(190c) Factorial Design of Thermally Conductive Composite Materials for Fuel Cell Bipolar Plate Applications

The thermal conductivity of insulating polymers can be increased by adding conductive fillers. One potential market for these thermally conductive resins is for fuel cell bipolar plates. In this study varying amounts of three different carbon fillers (carbon black, synthetic graphite particles, and carbon fiber) were added to Vectra A950RX Liquid Crystal Polymer. The resulting composites were tested for both through-plane and in-plane thermal conductivity. The effects of single fillers and combinations of the different fillers were studied via two different factorial designs (4 wt% carbon black, 40 wt% synthetic graphite, and 10 wt% carbon fiber in the first factorial design and 2.5 wt% carbon black, 65 wt% synthetic graphite, and 5 wt% carbon fiber in the second factorial design).

In the first design of experiments, all of the single fillers caused a statistically significant increase in composite through-plane and in-plane thermal conductivity at the 95% confidence level.

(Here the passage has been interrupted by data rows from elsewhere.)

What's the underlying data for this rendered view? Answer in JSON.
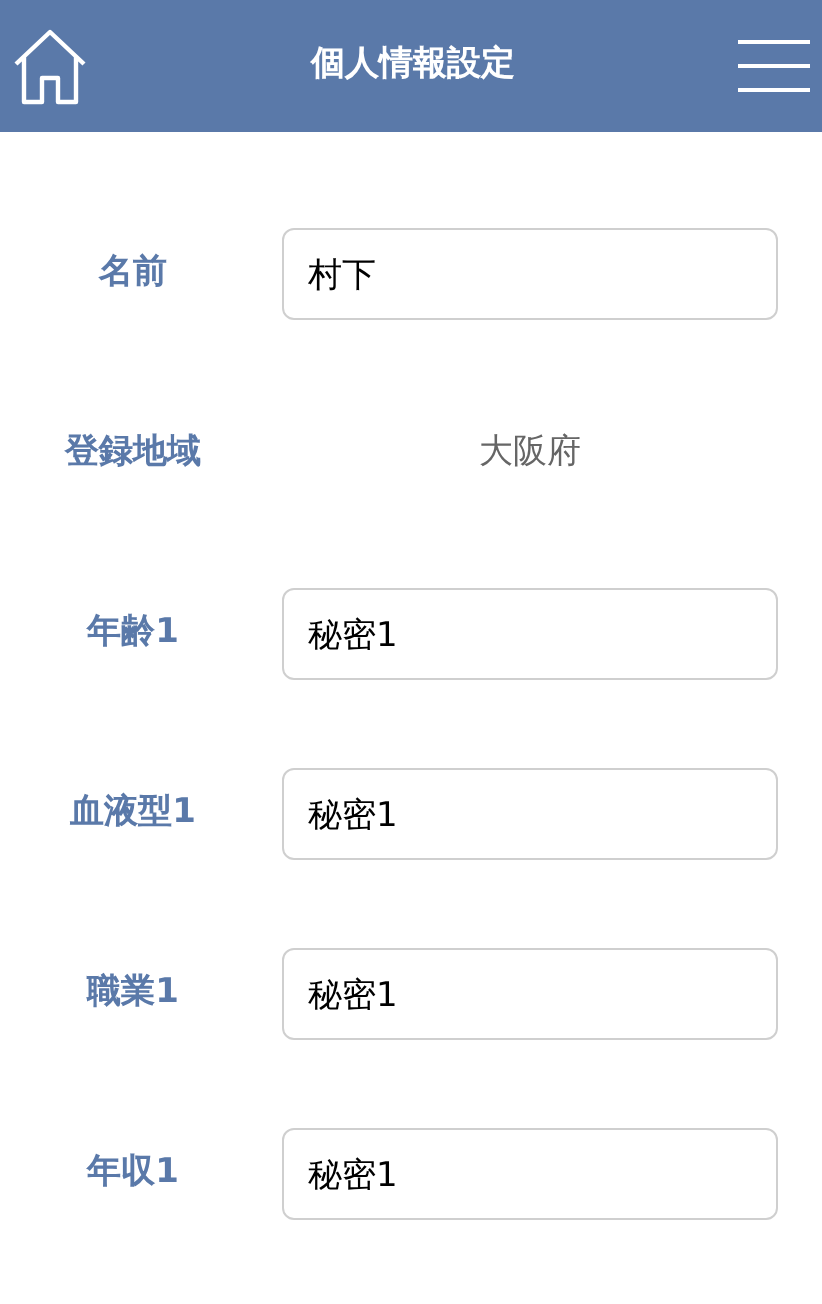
{
  "header": {
    "title": "個人情報設定"
  },
  "fields": [
    {
      "label": "名前",
      "kind": "input",
      "value": "村下"
    },
    {
      "label": "登録地域",
      "kind": "text",
      "value": "大阪府"
    },
    {
      "label": "年齢1",
      "kind": "input",
      "value": "秘密1"
    },
    {
      "label": "血液型1",
      "kind": "input",
      "value": "秘密1"
    },
    {
      "label": "職業1",
      "kind": "input",
      "value": "秘密1"
    },
    {
      "label": "年収1",
      "kind": "input",
      "value": "秘密1"
    }
  ]
}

Composites containing synthetic graphite/carbon black and synthetic graphite/carbon fiber caused a statistically significant increase in through plane and in plane thermal conductivity.

In the second design of experiments, all of the single fillers caused a statistically significant increase in composite through-plane and in-plane thermal conductivity at the 95% confidence level. Furthermore, all of the composites containing combinations of the different fillers caused a statistically significant increase in composite through-plane and in-plane thermal conductivity.